Debemos ser conscientes de que son los ámbitos familiares los que generan los procesos internos de nuestros hijos, ámbitos en lo que si bien son los padres los principales responsables no dejan también de participar de alguna manera los hijos (con sus caracteres, sus personalidades, sus hobbies,…). Pero como digo, los principales responsables son los padres y educadores. Con ámbitos destructivos, generamos personalidades delicadas y problemáticas; con ámbitos amorosos y de confianza, generamos personalidades ilusionadas y felices, generamos vínculos afectivos seguros. Tan sólo hemos de ponernos manos a la obra. Es curioso apreciar cómo cambiando el ambiente familiar hay muchos problemas que se solucionan por sí solos. Sin embargo, cambiar el ambiente es tarea harto complicada: ¡la rigidez en los comportamientos suele estar más en los adultos que en los niños! Ellos se adaptan con facilidad.

El ser humano presenta una característica sorprendente: cuando se da cuenta de que una forma de actuar no ofrece los resultados esperados… insiste y todavía con más fuerza. Y esto nos ocurre a nosotros con frecuencia: empleamos castigos cada vez más fuertes, nos enfadamos y chillamos cada vez más alto,… hasta que ya no sabemos qué hacer. Y yo me planteo: en vez de insistir más veces y más fuerte, ¿no será más funcional cambiar de táctica? Como he comentado más arriba, la familia es una barca, y yo puedo provocar el movimiento del otro de dos modos: bien empujándole directamente (a las bravas), bien desplazándome sutilmente hacia un lado, lo que provocará a su vez que él se desplace casi sin darse cuenta hacia donde yo quiero para rehacer el equilibrio… Normalmente empleamos el primero método, queremos que el otro cambie sin cambiar nosotros, y eso es imposible; en el modo de ser del otro nosotros tenemos buena parte de responsabilidad, y si queremos que el otro se comporte de otro modo, quizá sea más útil ver qué podemos modificar en nuestro comportamiento.
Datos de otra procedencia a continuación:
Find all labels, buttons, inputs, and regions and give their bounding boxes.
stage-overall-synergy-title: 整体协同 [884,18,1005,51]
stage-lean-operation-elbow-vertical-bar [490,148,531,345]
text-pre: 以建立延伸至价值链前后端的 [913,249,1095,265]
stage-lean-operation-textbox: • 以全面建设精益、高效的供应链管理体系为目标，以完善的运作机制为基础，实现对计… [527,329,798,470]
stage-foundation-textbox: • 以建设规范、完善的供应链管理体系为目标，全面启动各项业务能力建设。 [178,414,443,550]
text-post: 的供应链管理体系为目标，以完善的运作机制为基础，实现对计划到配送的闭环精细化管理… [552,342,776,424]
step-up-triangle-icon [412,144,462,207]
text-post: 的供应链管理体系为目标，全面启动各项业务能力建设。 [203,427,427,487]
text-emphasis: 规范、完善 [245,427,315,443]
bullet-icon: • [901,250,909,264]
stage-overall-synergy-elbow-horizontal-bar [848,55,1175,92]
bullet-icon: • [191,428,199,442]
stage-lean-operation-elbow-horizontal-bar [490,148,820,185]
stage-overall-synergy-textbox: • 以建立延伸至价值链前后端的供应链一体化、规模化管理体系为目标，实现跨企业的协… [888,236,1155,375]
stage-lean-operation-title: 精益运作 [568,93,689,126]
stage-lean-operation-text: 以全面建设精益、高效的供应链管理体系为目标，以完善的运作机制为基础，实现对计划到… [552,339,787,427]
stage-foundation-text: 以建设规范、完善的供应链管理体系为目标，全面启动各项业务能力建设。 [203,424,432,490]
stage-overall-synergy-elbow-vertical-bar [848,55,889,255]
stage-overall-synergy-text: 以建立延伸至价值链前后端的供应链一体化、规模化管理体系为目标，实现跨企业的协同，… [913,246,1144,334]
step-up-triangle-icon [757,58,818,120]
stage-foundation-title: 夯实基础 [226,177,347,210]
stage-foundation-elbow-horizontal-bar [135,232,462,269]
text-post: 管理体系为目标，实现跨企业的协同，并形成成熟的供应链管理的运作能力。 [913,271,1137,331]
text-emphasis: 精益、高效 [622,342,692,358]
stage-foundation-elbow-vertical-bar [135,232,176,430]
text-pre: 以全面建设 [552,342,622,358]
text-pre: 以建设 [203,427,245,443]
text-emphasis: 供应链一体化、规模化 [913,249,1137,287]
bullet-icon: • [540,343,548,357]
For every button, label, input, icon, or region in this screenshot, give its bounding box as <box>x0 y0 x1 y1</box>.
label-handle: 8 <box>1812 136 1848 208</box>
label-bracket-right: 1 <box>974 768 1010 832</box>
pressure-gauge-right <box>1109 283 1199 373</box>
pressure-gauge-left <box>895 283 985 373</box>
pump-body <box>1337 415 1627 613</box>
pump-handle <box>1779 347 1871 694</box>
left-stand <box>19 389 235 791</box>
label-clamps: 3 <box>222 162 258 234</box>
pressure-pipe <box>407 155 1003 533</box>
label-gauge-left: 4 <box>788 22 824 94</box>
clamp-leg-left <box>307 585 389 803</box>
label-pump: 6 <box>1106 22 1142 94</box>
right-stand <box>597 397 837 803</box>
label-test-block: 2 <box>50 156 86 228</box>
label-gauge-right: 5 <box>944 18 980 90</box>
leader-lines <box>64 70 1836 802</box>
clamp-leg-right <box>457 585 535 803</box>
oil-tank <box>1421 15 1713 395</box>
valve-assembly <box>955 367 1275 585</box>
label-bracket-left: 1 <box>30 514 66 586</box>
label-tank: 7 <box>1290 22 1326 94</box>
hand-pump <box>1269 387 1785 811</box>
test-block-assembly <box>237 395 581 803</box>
Lo demás vendrá sólo.

En fin, me gustaría haber destacado la importancia de cobrar conciencia de todos estos procesos no conscientes. Espero que todo ello redunde en beneficio de todos, sobre todo de los pequeños. Claro que tendremos errores, claro que nos equivocaremos,… Estaremos cansados, tiraríamos a los niños por la ventana, ¡no puedo más! En fin, todo esto es normal. Pero… les queremos, haríamos lo que fuera por ellos. Y ellos nos adoran. Para ellos somos el referente, el ejemplo a seguir. Ellos siempre, siempre, nos ven, son auténticas esponjas; continuamente nos están mirando, están aprendiendo de nosotros, de nuestro comportamiento,… ¿No debemos ofrecerles lo mejor? Procuremos ofrecerles aquel ambiente familiar que les posibilite escribir sus vidas desde una auténtica libertad sustentada por una confianza básica ante el mundo.